In fact, one of the most accessible cars in the collection is also one of the most valuable. It is the Lola T-9300, a studly, 750-horsepower racer that Mario Andretti drove at Phoenix International Raceway in his last race before retiring in 1994. Anyone who wants to climb inside the car for a fantasy spin is welcome to do so (don't sweat it, parents, the engine's been removed); Marconi requests only that visitors ask a museum staff person for assistance and that they remove any personal items that could scratch the car.

On a recent weekday tour of the museum, Marconi explained his reasoning: "This car was built to take a cement wall at 200 m.p.h. A kid isn't going to hurt it."

Also awaiting hands-on exploration is a cherry-red, 1937 Ahrens-Fox Fire Engine.
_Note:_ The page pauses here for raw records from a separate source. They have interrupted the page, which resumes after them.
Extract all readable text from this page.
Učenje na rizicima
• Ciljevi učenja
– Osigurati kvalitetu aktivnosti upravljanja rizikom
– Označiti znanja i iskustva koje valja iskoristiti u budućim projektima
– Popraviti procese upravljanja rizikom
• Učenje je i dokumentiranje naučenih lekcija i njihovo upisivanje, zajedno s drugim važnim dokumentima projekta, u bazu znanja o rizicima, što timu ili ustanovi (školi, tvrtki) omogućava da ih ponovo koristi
It has been painstakingly restored, all the way from its bulbous silver 1,000-gallons-a-minute water pump to its gleaming alarm bell (which kids can ring from the passenger seat). In the near future, kids will also be able to operate its lights and siren.

On any given week, Marconi designates a third vehicle for hands-on use. Maybe it will be a Lamborghini, a Maserati or, if you're lucky, a personal favorite of Marconi's, his "rolling sculpture," a Ferrari.

The grandfather of the museum's Ferraris stands near the entrance. It is a 1950 195-S, thought to be the 53rd car that Enzo Ferrari built. Crimson, curvy yet decidedly macho, it is one of only three such cars ever built--the second is in a Swiss museum, the third was destroyed in a crash. And yes, it runs. Marconi and his son John drove it in the 1988 Mille Miglia Rally, a 1,000-mile road race in Italy.